RETAIL FUNDS | Staff Reporter, Singapore

Singapore bonds issuance crashed 43.4% to US$15.5b

Check out which firm lead Singaporean-issued bonds.

According to Thomson Reuters, primary bond offerings from Singapore-domiciled issuers reached US$15.5 billion so far this year, a 43.4% decline after witnessing a record start during the first nine months of 2012, as local companies tap both domestic and foreign bond markets to raise funds.

Total proceeds during the third quarter of 2013 improved as proceeds grew 19.6% compared to the second quarter of 2013 (US$3.6 billion), but fell 65.9% from the third quarter of 2012 (US$12.7 billion).

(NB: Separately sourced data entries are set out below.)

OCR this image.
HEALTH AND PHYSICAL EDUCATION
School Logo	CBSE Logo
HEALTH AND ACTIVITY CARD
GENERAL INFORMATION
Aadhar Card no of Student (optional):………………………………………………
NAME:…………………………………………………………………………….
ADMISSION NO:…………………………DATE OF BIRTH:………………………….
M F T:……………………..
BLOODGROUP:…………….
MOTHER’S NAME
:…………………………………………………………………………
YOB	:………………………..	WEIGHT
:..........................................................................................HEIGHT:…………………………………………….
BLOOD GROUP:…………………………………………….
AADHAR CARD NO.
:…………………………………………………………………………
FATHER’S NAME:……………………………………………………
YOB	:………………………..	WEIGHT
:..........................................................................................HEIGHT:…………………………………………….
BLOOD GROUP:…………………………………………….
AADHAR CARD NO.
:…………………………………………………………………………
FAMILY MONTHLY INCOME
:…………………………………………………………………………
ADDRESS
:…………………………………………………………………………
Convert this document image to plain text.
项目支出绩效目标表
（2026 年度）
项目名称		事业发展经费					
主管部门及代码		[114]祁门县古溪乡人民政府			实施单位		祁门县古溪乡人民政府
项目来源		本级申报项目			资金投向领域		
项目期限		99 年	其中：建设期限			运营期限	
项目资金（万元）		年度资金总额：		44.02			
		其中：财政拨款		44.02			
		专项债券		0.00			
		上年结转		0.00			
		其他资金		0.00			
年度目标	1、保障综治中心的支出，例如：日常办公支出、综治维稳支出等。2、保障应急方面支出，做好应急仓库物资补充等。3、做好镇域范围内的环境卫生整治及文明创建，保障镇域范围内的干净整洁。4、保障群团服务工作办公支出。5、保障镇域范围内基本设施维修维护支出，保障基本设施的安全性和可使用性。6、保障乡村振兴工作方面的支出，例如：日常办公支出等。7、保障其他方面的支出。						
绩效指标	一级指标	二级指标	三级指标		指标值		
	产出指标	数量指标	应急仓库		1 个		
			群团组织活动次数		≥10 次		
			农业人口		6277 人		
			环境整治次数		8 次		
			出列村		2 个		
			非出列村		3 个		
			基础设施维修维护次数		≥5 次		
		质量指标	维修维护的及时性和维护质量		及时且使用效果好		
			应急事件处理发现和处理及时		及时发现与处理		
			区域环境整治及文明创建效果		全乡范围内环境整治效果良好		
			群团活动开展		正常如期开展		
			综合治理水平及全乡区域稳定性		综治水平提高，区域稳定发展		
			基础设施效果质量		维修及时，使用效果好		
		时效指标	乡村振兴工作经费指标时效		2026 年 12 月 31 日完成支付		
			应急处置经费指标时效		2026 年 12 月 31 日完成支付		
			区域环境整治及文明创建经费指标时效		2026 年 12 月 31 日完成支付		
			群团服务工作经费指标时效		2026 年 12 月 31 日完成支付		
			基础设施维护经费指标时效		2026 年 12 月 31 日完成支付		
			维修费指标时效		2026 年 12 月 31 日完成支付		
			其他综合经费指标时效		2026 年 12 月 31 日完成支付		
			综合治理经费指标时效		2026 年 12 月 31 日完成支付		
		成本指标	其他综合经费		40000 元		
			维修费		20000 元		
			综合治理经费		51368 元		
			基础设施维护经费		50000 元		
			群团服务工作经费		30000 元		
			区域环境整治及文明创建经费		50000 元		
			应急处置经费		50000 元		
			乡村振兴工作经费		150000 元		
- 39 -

Singaporean borrowers tapped the US-dollar bond market with at least 11 new issues worth US$4.2 billion in proceeds, a 58.1% decline over the first nine months of 2012.

DBS Group Holdings continued to lead the Singaporean-issued bonds underwriting this year, with related proceeds of US$3.0 billion from 35 new issues, down 51.2% from the comparative period last year. DBS captured 19.5% of the market share followed by HSBC Holdings with 11.1%.

According to estimates from Thomson Reuters / Freeman Consulting Co., DBS Group Holdings booked an estimated US$11.0 million in fee revenues, a 40.7% decline from the first nine months period last year, and accounted for 16.1% of Singapore’s bond fee pool.

Underwriting fees from bond issuance by Singaporean companies fell 19.8% to US$68.1 million compared to the same period last year.